Initial Data Due: Monday, February 22nd (emailed to me by 10am)

Final Data and Writeup Due: Friday, February 26th (under my door by 5pm).

Overview

Create parallel implementations of computations from Homework 2. The goal is minimize overall runtime. The first two parts of the assignment is relatively concrete. The remaining parts of more open-ended, for which you'll be asked to make your own design choices, perform your own analysis, and lucidly describe them.

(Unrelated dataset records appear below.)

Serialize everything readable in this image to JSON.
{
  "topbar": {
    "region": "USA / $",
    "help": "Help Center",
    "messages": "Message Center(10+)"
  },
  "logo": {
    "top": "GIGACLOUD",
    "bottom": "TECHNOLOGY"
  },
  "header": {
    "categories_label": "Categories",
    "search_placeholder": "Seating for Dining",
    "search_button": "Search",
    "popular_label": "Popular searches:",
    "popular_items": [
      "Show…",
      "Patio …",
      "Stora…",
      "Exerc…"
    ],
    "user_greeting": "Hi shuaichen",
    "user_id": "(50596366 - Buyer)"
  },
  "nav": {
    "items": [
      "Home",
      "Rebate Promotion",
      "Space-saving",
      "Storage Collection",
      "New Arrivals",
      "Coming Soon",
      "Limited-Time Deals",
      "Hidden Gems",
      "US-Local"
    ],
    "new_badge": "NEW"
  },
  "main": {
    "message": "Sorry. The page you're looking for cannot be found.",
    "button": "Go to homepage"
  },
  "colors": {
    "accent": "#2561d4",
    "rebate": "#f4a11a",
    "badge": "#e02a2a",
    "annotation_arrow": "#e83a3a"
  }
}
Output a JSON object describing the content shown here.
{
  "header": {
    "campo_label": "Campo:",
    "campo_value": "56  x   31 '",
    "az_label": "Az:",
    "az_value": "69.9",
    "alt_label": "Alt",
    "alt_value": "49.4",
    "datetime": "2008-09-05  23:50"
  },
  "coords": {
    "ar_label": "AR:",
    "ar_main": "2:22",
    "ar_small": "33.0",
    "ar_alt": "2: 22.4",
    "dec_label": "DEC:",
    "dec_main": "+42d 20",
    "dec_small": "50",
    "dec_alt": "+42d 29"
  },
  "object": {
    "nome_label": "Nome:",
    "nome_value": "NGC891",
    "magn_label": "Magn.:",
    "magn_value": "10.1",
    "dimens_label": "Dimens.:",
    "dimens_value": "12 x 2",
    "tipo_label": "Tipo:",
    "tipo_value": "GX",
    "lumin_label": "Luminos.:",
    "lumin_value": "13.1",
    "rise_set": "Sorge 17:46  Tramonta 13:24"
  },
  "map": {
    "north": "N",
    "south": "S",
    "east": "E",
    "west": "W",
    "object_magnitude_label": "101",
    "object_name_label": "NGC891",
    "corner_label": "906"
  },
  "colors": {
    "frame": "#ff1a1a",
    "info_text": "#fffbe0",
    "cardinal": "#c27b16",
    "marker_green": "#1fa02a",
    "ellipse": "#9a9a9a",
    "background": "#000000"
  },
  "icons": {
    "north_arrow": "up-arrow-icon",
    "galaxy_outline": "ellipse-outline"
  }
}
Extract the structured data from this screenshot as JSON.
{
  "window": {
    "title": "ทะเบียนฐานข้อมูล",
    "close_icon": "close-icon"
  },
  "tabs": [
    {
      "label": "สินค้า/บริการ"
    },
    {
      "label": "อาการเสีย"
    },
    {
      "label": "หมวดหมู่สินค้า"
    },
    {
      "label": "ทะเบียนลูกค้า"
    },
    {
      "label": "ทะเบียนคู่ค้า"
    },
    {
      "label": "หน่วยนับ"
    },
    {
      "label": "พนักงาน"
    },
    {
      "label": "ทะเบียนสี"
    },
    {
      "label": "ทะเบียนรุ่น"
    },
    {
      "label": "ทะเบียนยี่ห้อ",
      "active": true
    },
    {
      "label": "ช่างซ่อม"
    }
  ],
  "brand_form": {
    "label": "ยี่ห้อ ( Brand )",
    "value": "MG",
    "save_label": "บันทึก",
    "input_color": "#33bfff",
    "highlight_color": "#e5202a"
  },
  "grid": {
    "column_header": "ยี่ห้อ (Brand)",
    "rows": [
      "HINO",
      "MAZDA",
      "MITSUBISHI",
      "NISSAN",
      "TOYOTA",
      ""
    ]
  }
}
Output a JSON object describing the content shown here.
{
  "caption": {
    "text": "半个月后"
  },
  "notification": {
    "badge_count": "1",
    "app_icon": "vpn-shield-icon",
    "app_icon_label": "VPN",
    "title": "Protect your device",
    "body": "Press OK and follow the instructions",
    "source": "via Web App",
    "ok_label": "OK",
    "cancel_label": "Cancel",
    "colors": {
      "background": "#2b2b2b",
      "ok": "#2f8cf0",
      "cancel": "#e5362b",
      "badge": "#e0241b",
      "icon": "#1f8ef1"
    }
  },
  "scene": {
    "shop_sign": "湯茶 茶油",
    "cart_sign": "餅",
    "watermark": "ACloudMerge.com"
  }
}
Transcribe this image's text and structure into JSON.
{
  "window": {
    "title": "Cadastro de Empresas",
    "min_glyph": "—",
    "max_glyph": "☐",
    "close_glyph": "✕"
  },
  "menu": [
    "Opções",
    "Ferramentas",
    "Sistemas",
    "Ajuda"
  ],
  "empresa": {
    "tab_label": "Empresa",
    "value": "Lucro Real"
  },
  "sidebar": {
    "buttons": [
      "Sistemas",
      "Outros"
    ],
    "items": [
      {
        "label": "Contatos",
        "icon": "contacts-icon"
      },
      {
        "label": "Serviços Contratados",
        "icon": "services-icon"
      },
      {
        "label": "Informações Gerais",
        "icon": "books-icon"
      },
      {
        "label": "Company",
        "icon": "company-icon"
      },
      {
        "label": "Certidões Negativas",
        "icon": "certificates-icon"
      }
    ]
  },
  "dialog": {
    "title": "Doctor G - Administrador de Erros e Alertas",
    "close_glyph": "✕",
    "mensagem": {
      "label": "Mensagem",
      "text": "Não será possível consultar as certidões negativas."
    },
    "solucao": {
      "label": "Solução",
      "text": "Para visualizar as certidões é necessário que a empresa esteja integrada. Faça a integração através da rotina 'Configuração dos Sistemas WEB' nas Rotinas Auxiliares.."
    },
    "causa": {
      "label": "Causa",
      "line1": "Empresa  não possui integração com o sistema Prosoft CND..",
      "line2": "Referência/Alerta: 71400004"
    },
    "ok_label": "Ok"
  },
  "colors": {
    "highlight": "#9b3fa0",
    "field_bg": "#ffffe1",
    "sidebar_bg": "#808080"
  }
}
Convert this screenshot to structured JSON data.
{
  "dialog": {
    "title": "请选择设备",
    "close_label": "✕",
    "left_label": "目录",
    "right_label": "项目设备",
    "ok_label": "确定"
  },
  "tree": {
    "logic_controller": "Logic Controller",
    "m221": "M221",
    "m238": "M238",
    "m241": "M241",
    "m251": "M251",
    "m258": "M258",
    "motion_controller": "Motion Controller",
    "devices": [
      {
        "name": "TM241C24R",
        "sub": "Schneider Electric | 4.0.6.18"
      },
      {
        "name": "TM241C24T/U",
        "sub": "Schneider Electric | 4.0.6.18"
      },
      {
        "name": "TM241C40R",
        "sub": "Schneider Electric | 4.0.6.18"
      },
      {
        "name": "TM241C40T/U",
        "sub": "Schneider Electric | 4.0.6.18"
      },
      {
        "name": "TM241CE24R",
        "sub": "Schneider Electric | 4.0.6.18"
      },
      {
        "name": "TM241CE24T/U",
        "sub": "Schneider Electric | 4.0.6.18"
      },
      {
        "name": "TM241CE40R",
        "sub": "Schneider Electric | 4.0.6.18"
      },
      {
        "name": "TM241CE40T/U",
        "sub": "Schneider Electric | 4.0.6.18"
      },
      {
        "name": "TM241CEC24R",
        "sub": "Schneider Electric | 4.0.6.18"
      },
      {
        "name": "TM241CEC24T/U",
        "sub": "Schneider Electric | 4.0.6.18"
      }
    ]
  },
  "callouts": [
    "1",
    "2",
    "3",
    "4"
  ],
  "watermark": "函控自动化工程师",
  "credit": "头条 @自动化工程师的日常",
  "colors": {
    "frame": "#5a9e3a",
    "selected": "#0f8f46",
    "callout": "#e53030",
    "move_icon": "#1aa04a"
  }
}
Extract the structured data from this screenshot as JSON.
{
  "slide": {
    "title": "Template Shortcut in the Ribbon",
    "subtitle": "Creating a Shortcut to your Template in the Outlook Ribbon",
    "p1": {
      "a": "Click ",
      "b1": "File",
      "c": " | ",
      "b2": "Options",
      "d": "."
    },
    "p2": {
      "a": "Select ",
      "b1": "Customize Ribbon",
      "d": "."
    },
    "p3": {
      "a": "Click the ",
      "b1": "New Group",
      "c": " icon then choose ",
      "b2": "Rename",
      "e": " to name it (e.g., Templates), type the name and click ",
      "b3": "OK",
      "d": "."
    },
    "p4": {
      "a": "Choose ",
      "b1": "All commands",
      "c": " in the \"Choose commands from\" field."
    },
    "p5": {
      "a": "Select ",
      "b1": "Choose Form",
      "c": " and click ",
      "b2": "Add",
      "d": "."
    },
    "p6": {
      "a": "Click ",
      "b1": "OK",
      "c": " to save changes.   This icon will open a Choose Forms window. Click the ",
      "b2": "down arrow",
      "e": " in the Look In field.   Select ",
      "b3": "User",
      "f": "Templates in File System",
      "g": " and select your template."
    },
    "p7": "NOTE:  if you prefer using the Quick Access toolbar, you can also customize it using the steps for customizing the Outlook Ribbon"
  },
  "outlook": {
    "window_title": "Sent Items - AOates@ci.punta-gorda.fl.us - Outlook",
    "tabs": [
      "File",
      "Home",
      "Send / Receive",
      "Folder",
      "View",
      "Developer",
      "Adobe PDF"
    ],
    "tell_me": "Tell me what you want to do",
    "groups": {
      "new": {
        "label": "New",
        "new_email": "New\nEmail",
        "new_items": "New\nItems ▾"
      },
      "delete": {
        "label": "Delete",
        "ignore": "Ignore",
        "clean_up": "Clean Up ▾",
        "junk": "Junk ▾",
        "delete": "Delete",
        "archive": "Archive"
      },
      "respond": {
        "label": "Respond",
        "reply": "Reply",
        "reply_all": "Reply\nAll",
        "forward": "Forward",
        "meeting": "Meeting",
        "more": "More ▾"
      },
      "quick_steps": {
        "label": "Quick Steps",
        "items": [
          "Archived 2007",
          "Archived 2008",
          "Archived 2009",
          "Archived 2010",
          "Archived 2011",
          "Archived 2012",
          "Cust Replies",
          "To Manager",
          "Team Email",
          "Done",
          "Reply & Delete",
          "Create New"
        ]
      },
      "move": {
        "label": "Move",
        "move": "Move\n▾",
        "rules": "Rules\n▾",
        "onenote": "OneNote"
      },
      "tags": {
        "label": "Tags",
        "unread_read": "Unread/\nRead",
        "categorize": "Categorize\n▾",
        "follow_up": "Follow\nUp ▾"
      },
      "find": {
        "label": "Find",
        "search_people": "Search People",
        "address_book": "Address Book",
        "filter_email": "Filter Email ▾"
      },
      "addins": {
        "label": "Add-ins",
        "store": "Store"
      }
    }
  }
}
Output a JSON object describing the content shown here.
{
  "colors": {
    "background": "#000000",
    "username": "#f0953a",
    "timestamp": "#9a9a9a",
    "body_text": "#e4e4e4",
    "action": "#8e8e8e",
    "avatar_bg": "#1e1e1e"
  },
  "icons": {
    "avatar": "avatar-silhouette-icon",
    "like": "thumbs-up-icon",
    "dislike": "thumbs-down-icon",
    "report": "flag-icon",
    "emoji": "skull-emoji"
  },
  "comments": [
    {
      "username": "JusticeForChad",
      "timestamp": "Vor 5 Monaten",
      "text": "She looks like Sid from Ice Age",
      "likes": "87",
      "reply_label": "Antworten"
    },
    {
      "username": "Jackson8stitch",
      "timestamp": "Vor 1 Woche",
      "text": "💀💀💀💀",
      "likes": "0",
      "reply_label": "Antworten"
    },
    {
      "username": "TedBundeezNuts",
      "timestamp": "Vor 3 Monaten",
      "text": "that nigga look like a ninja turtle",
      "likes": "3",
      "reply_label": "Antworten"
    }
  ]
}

I'll provide some code for the low-level primitives you'll need. We'll call it Penn Parallelism Primitives library.

Part 1

Write a parallel implementation of Computation 1a (the n² double-nested loop version) from Homework 2. To start with perform a static partitioning of work in which each core takes a equal share of particles.

Calculate the runtimes for 200,000 particles for 1, 2, 4, and 8 cores for the Core 2 machines. Throughout this assignment, when four cores or less, use the following qub options: -q core2-quad.q -pe threaded 4; for 8 cores, use -q core2-oct.q -pe threaded 8.
Create two graphs. First, plot the both runtimes (y-axis) vs cores (x-axis). Second, plot the speedup (y-axis) versus cores (x-axis). For speedup, higher is better. For the speedup graph, make sure that both axis are either linear or logarithmic (both don't mix them). Plot a "perfect scalability" line (n speedup on n cores), which should be a straight line if done right.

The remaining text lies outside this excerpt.